The vertebral column results from a strictly controlled segmentation process that occurs in all vertebrate species and is associated to two main structures, the notochord and the somites [4, 5]. The somites are epithelialized spheres of mesoderm that develop on either side of the neural tube, give rise to dermis, skeletal musculature (dermomyotome) and vertebrae (sclerotome) [6, 7]. While the somite contribution to vertebra formation has been extensively studied, particularly in birds [6, 8], the role of the notochord has received less attention. In teleosts, the majority of extant vertebrates, the notochord is composed of a core of large, vacuolated chordocytes, and an epithelial layer of chordoblasts that secrete the notochord sheath . The notochord sheath is a stratified structure, composed of a thin external membrane, with high elastin content, covering a thicker collagenous layer [10, 11].
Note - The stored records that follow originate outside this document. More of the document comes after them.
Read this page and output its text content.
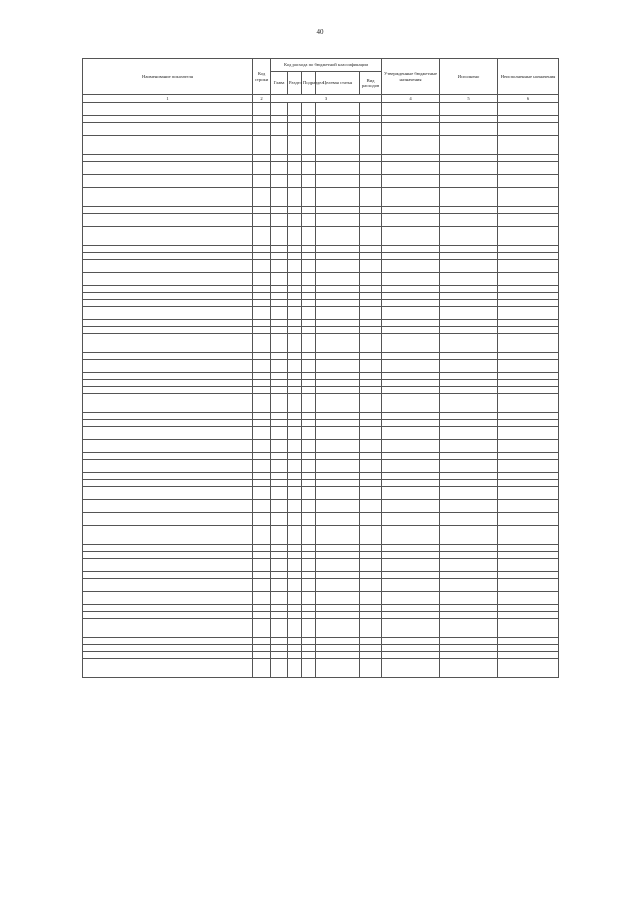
40
Наименование показателя	Код строки	Код расхода по бюджетной классификации					Утвержденные бюджетные назначения	Исполнено	Неисполненные назначения
		Глава	Раздел	Подраздел	Целевая статья	Вид расходов			
1	2	3					4	5	6
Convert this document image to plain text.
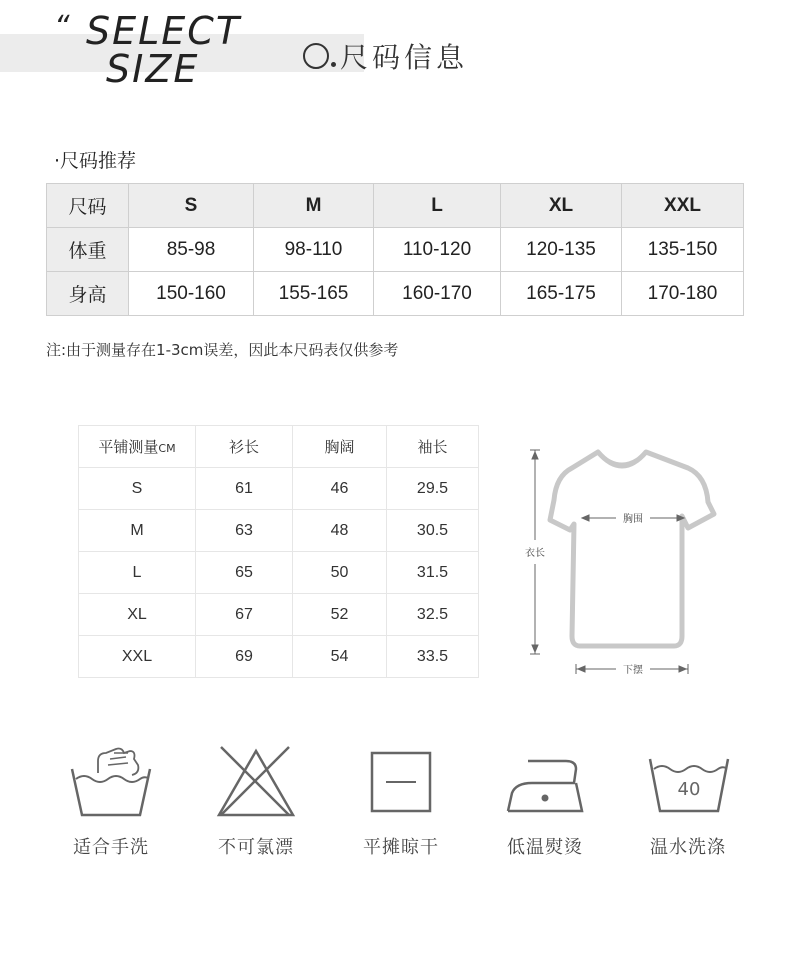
“ SELECT
SIZE	尺码信息
·尺码推荐
尺码	S	M	L	XL	XXL
体重	85-98	98-110	110-120	120-135	135-150
身高	150-160	155-165	160-170	165-175	170-180
注:由于测量存在1-3cm误差，因此本尺码表仅供参考
平铺测量CM	衫长	胸阔	袖长
S	61	46	29.5
M	63	48	30.5
L	65	50	31.5
XL	67	52	32.5
XXL	69	54	33.5
胸围
衣长
下摆
适合手洗	不可氯漂	平摊晾干	低温熨烫
40
温水洗涤
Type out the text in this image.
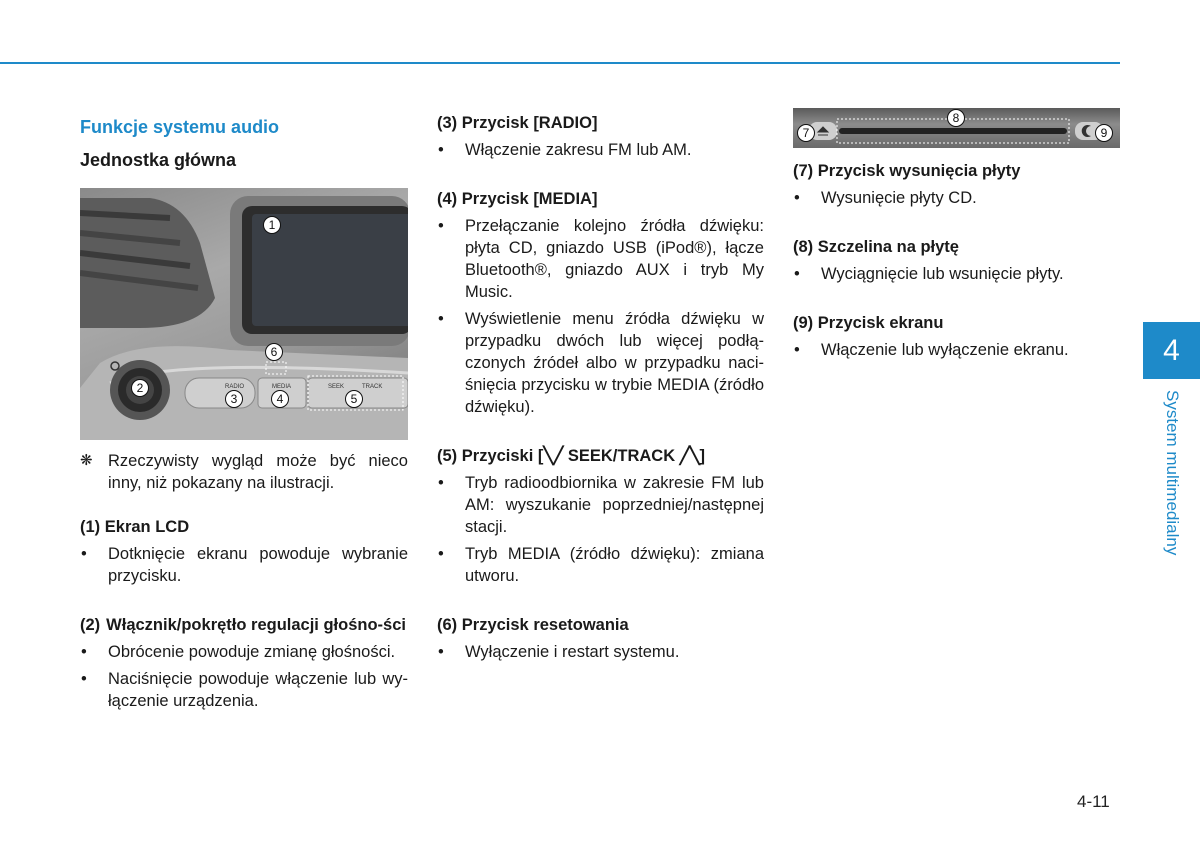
Funkcje systemu audio
Jednostka główna
RADIO	MEDIA	SEEK	TRACK
1
2
3	4	5
6
❋ Rzeczywisty wygląd może być nieco inny, niż pokazany na ilustracji.
(1) Ekran LCD
• Dotknięcie ekranu powoduje wybranie przycisku.
(2) Włącznik/pokrętło regulacji głośno-ści
• Obrócenie powoduje zmianę głośności.
• Naciśnięcie powoduje włączenie lub wy-łączenie urządzenia.
(3) Przycisk [RADIO]
• Włączenie zakresu FM lub AM.
(4) Przycisk [MEDIA]
• Przełączanie kolejno źródła dźwięku: płyta CD, gniazdo USB (iPod®), łącze Bluetooth®, gniazdo AUX i tryb My Music.
• Wyświetlenie menu źródła dźwięku w przypadku dwóch lub więcej podłą-czonych źródeł albo w przypadku naci-śnięcia przycisku w trybie MEDIA (źródło dźwięku).
(5) Przyciski [╲╱ SEEK/TRACK ╱╲]
• Tryb radioodbiornika w zakresie FM lub AM: wyszukanie poprzedniej/następnej stacji.
• Tryb MEDIA (źródło dźwięku): zmiana utworu.
(6) Przycisk resetowania
• Wyłączenie i restart systemu.
7
8
9
(7) Przycisk wysunięcia płyty
• Wysunięcie płyty CD.
(8) Szczelina na płytę
• Wyciągnięcie lub wsunięcie płyty.
(9) Przycisk ekranu
• Włączenie lub wyłączenie ekranu.	4
System multimedialny
4-11
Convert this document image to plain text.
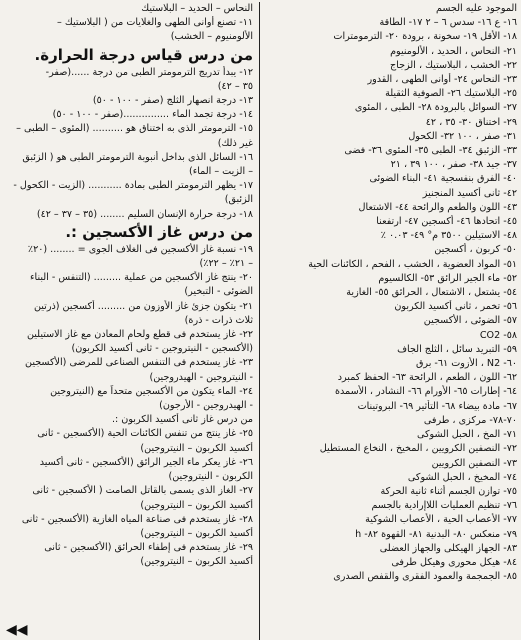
الموجود عليه الجسم
١٦- ع ١٦- سدس ٦ – ٢ ١٧- الطاقة
١٨- الأقل ١٩- سخونة ، برودة ٢٠- الترمومترات
٢١- النحاس ، الحديد ، الألومنيوم
٢٢- الخشب ، البلاستيك ، الزجاج
٢٣- النحاس ٢٤- أوانى الطهى ، القدور
٢٥- البلاستيك ٢٦- الصوفية الثقيلة
٢٧- السوائل بالبرودة ٢٨- الطبى ، المئوى
٢٩- اختناق ٣٠- ٣٥ ، ٤٢
٣١- صفر ، ١٠٠ ٣٢- الكحول
٣٣- الزئبق ٣٤- الطبى ٣٥- المئوى ٣٦- فضى
٣٧- جيد ٣٨- صفر ، ١٠٠ ٣٩ ، ٢١
٤٠- الفرق بنفسجية ٤١- البناء الضوئى
٤٢- ثانى أكسيد المنجنيز
٤٣- اللون والطعم والرائحة ٤٤- الاشتعال
٤٥- اتحادها ٤٦- أكسجين ٤٧- ارتفعنا
٤٨- الاستيلين ٣٥٠٠ م° ٤٩- ٠.٠٣ ٪
٥٠- كربون ، أكسجين
٥١- المواد العضوية ، الخشب ، الفحم ، الكائنات الحية
٥٢- ماء الجير الرائق ٥٣- الكالسيوم
٥٤- يشتعل ، الاشتعال ، الحرائق ٥٥- الغازية
٥٦- تخمر ، ثانى أكسيد الكربون
٥٧- الضوئى ، الأكسجين
٥٨- CO2
٥٩- التبريد سائل ، الثلج الجاف
٦٠- N2 ، الأزوت ٦١- برق
٦٢- اللون ، الطعم ، الرائحة ٦٣- الحفظ كمبرد
٦٤- إطارات ٦٥- الأورام ٦٦- النشادر ، الأسمدة
٦٧- مادة بيضاء ٦٨- التأثير ٦٩- البروتينات
٧٠-٧٨- مركزى ، طرفى
٧١- المخ ، الحبل الشوكى
٧٢- النصفين الكرويين ، المخيخ ، النخاع المستطيل
٧٣- النصفين الكرويين
٧٤- المخيخ ، الحبل الشوكى
٧٥- توازن الجسم أثناء ثانية الحركة
٧٦- تنظيم العمليات اللاإرادية بالجسم
٧٧- الأعصاب الحية ، الأعصاب الشوكية
٧٩- منعكس ٨٠- البدنية ٨١- القهوة ٨٢- h
٨٣- الجهاز الهيكلى والجهاز العضلى
٨٤- هيكل محورى وهيكل طرفى
٨٥- الجمجمة والعمود الفقرى والقفص الصدرى
النحاس – الحديد – البلاستيك
١١- تصنع أوانى الطهى والغلايات من ( البلاستيك –
الألومنيوم – الخشب)
من درس قياس درجة الحرارة.
١٢- يبدأ تدريج الترمومتر الطبى من درجة ......(صفر-
٣٥ – ٤٢)
١٣- درجة انصهار الثلج (صفر - ١٠٠ - ٥٠)
١٤- درجة تجمد الماء ...............(صفر - ١٠٠ - ٥٠)
١٥- الترمومتر الذى به اختناق هو .......... (المئوى – الطبى –
غير ذلك)
١٦- السائل الذى بداخل أنبوبة الترمومتر الطبى هو ( الزئبق
– الزيت – الماء)
١٧- يظهر الترمومتر الطبى بمادة ........... (الزيت - الكحول -
الزئبق)
١٨- درجة حرارة الإنسان السليم ........ (٣٥ – ٣٧ – ٤٢)
من درس غاز الأكسجين :.
١٩- نسبة غاز الأكسجين فى الغلاف الجوى = ........ (٢٠٪
– ٢١٪ – ٢٢٪)
٢٠- ينتج غاز الأكسجين من عملية ......... (التنفس - البناء
الضوئى - التبخير)
٢١- يتكون جزئ غاز الأوزون من ......... أكسجين (ذرتين
ثلاث ذرات - ذرة)
٢٢- غاز يستخدم فى قطع ولحام المعادن مع غاز الاستيلين
(الأكسجين - النيتروجين - ثانى أكسيد الكربون)
٢٣- غاز يستخدم فى التنفس الصناعى للمرضى (الأكسجين
- النيتروجين - الهيدروجين)
٢٤- الماء يتكون من الأكسجين متحداً مع (النيتروجين
- الهيدروجين - الأرجون)
من درس غاز ثانى أكسيد الكربون :.
٢٥- غاز ينتج من تنفس الكائنات الحية (الأكسجين - ثانى
أكسيد الكربون – النيتروجين)
٢٦- غاز يعكر ماء الجير الرائق (الأكسجين - ثانى أكسيد
الكربون - النيتروجين)
٢٧- الغاز الذى يسمى بالقاتل الصامت ( الأكسجين - ثانى
أكسيد الكربون – النيتروجين)
٢٨- غاز يستخدم فى صناعة المياه الغازية (الأكسجين - ثانى
أكسيد الكربون – النيتروجين)
٢٩- غاز يستخدم فى إطفاء الحرائق (الأكسجين - ثانى
أكسيد الكربون – النيتروجين)
◀◀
In chondrichthyans and most osteichthyans, including tetrapods, but not in teleosts, vertebral bodies have a cartilaginous anlage that subsequently either mineralizes or is replaced by bone. In teleosts such as zebrafish, vertebral centra are formed in the absence of cartilage [12, 13]. Indeed, teleost vertebral centra form through the mineralization of the notochord sheath (chordacentrum), which is then surrounded by somite-derived intramembranous bone (autocentrum) [2, 12, 14–16].
In teleosts, such as Atlantic salmon (Salmo salar) or zebrafish (Danio rerio), the notochord plays an important role in early life stages, as its mechanical function is only replaced by the vertebral column in the postembryonic life [2, 17, 18]. In Atlantic salmon, the initial mineralization of the chordacentrum has been described to be associated with cells of the notochord epithelium (chordoblasts), while bone formation, by sclerotome-derived cells (autocentrum), is a second step . In contrast, Inohaya and co-workers suggest that in medaka (Oryzias latipes), only sclerotome-derived cells are involved in chordacentrum and autocentrum mineralization, with no role of chordoblasts . Yet, a recent study  shows that, also in medaka, with conditional ablation of osterix-positive osteoblasts, notochord sheath mineralization is maintained. Therefore, the main cellular and molecular determinants involved in early notochord mineralization are still under debate. Furthermore, the role of extracellular matrix proteins such as osteocalcin, generally expressed by mature and resting osteoblasts  and by hypertrophic chondrocytes [17, 22–24], in that process, remains unclear. In several teleosts, including zebrafish, two Osteocalcin genes (Oc1 and Oc2) have been identified .
In amniotes the vertebral column is divided into five main regions whereas the vertebral column of teleosts is often only subdivided into two main regions, abdominal and caudal (e.g., [26–28]). However, also in zebrafish, several regions can be recognized within the vertebral column. In particular, regions that contain the most anterior and the most posterior vertebrae are highly specialized [15, 29]. Regional differences are not only apparent at the morphological level but also regarding the tendency of vertebrae to fuse. While zebrafish vertebral bodies usually display no pathological fusion , caudal fin vertebrae undergo several fusions as part of regular development [15, 30–32]. Yet, other teleosts, such as Atlantic salmon and other farmed species, are known to suffer frequent pathological vertebral fusions [33, 34]. Whether regional differences in vertebrae morphology and mineralization relate to the susceptibility to fuse remains an open question.
This study aims to characterize mineralization patterns in different regions of the vertebral column (abdominal, caudal, caudal fin region) using various methods to reveal mineral deposition. Subsequently, these patterns are compared with the histogenesis of the arches, revealed through Collagen type II immunostaining, and to the timing of centrum formation. We characterize the proliferation of notochord cells and we also localize proteins related to mineralization, such as Alkaline phosphatase and Osteocalcin. We here provide the first evidence for the early presence of Osteocalcin 1 in mineralizing chordacentra. Finally, we discuss a possible association between timing of centra formation, the mineralization pattern and occurrence of vertebral fusion.